[This is a blog post from 2009. Tomorrow I’ll write a response to some of the points in this. In particular referencing “unChristian” and Christian’s bad reputation in the United States.]
Acts 2 describes what the earliest Christian community looked like.
Acts 244 All the believers were together and had everything in common. 45 Selling their possessions and goods, they gave to anyone as he had need. 46 Every day they continued to meet together in the temple courts. They broke bread in their homes and ate together with glad and sincere hearts, 47 praising God and enjoying the favor of all the people. And the Lord added to their number daily those who were being saved.

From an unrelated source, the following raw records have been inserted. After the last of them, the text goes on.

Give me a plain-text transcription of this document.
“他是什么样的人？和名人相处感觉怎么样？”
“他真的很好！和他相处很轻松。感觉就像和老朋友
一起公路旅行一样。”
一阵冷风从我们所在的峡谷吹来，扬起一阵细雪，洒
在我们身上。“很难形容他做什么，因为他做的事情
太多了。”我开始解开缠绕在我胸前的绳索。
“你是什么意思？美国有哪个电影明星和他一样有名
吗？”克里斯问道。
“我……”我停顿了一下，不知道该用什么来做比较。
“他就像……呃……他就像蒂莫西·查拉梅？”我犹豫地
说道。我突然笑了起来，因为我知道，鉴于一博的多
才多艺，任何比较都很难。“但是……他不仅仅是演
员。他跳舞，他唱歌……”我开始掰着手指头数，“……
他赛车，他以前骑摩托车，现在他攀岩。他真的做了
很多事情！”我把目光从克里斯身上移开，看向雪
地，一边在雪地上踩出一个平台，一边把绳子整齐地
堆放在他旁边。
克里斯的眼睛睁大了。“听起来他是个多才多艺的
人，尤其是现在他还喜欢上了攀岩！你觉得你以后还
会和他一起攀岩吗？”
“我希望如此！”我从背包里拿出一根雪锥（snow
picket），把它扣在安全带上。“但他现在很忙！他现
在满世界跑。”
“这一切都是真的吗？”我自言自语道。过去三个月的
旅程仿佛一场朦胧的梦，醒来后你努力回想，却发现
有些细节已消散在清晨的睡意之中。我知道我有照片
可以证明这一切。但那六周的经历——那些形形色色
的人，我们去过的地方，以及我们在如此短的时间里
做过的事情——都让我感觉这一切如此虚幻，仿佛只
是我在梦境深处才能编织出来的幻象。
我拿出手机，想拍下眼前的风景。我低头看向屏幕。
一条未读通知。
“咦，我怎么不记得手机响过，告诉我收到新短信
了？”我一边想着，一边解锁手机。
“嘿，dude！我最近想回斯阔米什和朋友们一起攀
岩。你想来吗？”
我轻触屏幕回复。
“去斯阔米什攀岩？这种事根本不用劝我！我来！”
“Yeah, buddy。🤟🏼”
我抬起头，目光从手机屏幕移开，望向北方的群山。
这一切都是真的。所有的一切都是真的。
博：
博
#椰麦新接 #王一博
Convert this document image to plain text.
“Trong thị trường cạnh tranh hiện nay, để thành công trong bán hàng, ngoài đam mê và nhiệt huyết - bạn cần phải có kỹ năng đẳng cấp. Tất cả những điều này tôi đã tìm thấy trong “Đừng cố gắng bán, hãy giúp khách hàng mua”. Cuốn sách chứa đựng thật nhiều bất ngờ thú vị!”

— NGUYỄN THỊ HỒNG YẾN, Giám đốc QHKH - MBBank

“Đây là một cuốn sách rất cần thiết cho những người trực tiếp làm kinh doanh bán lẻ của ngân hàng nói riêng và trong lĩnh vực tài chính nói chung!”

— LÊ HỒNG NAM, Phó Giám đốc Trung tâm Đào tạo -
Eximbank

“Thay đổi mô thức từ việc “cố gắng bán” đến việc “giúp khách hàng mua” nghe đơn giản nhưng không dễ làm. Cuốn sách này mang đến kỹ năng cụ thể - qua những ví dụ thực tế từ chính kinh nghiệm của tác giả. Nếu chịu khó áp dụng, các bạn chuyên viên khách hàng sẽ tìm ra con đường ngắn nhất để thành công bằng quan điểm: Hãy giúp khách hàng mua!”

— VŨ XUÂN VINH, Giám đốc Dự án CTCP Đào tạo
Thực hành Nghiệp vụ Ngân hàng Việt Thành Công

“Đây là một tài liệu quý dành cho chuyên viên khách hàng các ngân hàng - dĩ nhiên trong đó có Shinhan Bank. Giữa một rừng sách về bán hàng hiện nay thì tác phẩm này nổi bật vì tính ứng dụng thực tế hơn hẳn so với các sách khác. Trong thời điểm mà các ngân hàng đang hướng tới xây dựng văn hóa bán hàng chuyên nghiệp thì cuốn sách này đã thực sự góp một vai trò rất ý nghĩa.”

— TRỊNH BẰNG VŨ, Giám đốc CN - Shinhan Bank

The first Christians enjoyed the favor of all people. Few churches in this country could make that same claim. In fact, the church has such a bad reputation that entire book, unChristian, was written about the churches bad rap in the United States. Most Christians who are attempting to connect with the lost feel a need to either justify or distance themselves from the actions of other believers. We’ve drifted so far from the early church that most churches are lucky if they have a neutral reputation in their community.
As a good American raised on capitalism, I can come up with a 1,000 reasons why my church doesn’t or can’t follow the description in this passage. I can explain how the passage is descriptive not prescriptive. I can explain how the most extreme elements of the passage aren’t commanded elsewhere in scripture to the church.
What I can’t explain is why if we’re serious about reaching people with the gospel, why aren’t we taking the description of a church, who enjoyed the favor of all people and which God was adding to their numbers daily, seriously?